THE TIGER LILY.
District Court, E. D. New York.
May 11, 1882.
ADMIRALTY—NEGLIGENCE—DAMAGES.
Where a canal-boat moored at a dock was sunk by the swell caused by a passing steamer going at a high rate of speed, held, that the steamer is liable in damages for the loss.
Oscar Frisbie, for libellant.
BENEDICT, D. J. This action is brought to recover of the steam-boat Tiger Lily for injury done to the canal-boat Mountain City by the suction of the Tiger Lily in passing. The accident occurred just above the High bridge in the Harlem river. The Tiger Lily was at the time upon a regular trip up the river, and about to land at a dock some 200 feet above the bridge, on the Westchester side of the river. The canal-boat, laden with coal, was moored above the bridge, on the New York side of the river, but below the steam-boat's landing, with her stern just clear of the bridge. The course of the Tiger Lily was through the middle arch of the bridge, past the place where the canal-boat lay, and to her dock just beyond, the tide then being low.
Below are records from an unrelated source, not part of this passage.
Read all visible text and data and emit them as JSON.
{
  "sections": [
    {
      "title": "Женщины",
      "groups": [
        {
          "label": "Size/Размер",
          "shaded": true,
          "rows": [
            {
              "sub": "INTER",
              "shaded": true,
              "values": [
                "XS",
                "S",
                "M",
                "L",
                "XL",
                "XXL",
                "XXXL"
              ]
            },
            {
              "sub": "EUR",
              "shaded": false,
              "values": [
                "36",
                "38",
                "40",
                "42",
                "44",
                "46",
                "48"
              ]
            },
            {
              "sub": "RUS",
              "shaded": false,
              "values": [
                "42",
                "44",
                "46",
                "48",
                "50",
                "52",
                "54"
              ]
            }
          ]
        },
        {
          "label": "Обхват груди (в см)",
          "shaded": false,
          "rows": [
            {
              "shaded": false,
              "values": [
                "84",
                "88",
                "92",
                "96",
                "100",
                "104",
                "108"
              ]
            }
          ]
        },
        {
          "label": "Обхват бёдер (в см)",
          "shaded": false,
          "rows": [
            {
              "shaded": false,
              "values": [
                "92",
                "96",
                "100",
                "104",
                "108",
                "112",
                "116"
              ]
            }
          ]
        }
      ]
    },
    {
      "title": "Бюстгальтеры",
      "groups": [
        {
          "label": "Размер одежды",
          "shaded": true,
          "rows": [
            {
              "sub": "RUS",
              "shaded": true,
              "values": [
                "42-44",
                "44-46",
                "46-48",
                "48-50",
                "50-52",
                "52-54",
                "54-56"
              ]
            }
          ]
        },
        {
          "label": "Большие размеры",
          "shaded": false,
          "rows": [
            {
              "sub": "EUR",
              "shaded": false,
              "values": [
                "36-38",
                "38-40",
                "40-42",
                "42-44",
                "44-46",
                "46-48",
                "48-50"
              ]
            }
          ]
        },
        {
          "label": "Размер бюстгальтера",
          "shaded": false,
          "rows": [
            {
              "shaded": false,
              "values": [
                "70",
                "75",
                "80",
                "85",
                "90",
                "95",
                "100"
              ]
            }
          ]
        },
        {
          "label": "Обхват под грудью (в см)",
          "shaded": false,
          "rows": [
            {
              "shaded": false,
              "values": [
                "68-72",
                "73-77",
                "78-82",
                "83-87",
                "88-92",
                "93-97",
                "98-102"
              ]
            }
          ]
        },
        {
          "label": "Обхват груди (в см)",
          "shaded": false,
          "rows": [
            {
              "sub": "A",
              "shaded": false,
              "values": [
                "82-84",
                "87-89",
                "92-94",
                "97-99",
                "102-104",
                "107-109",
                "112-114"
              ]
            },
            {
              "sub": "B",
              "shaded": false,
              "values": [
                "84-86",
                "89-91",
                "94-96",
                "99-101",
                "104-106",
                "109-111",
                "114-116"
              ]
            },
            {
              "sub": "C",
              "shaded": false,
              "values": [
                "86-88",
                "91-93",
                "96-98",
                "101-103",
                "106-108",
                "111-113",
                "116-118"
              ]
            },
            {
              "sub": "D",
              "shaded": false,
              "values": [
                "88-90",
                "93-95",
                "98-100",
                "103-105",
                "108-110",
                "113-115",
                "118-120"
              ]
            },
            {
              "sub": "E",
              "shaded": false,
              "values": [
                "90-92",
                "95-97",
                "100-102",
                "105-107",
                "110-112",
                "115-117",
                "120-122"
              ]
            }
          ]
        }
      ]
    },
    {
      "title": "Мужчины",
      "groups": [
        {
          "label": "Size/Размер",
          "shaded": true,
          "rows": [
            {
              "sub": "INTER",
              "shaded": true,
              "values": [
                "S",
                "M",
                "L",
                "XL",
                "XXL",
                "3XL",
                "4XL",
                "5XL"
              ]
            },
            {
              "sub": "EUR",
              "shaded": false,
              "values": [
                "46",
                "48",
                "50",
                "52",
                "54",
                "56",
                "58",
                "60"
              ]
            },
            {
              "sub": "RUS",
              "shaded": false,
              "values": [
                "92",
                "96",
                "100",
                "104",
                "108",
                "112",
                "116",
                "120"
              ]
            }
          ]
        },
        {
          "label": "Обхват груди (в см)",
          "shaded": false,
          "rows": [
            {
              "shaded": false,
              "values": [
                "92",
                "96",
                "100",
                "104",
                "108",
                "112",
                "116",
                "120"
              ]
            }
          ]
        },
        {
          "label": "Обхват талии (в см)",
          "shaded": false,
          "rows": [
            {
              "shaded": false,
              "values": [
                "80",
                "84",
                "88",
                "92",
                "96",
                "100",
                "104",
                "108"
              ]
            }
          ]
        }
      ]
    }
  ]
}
The canal-boat lay in water some nine feet deep. She was made fast by nine running in various directions, and, so far as I am able to discover, all necessary precautions were taken to enable her to resist any reasonable force of the water created by any passing steam-boat. When the Tiger Lily passed, on the occasion in question, she created a suction so strong that the fastenings of the canal-boat were parted, her deck and combings being broken by the strain of the hawsers, and she thrown over upon the rocks about the abutment of the bridge and seriously injured. The force which broke the canal-boat adrift was the suction of the water caused by the action of the wheels of the Tiger Lily, she being a side-wheel boat. No fault is to be found in the Tiger Lily for passing through the center arch of the bridge—no other course was open to her; but I must conclude, from all the circumstances, that she was in fault for keeping up too great speed in passing the canal-boat.
745The position of the canal-boat was known; while lying in the same place the Tiger Lily had passed her on the same day without doing any damage. The narrowness of the channel made it incumbent on the Tiger Lily, at low ebb-tide, to use all possible precaution to avoid doing damage to a vessel moored where the canal-boat was. The pilot of the Tiger Lily, who is the only witness called in her behalf, and who is contradicted by the libellant, says that his boat was slowed down as much as possible before she reached the bridge. But he also says that her wheels are small, and when going at half speed she creates no swell. On this occasion she did create a suction strong enough to part six of the canal-boat's lines, some three and some four inch lines, and to break up the combings and start the deck. These facts compel the inference that the wheels of the steam-boat were on this occasion kept moving with more power than was necessary to enable her to pass the bridge and reach her landing. Because of this fault, I hold her responsible for the damage to the libellant's boat.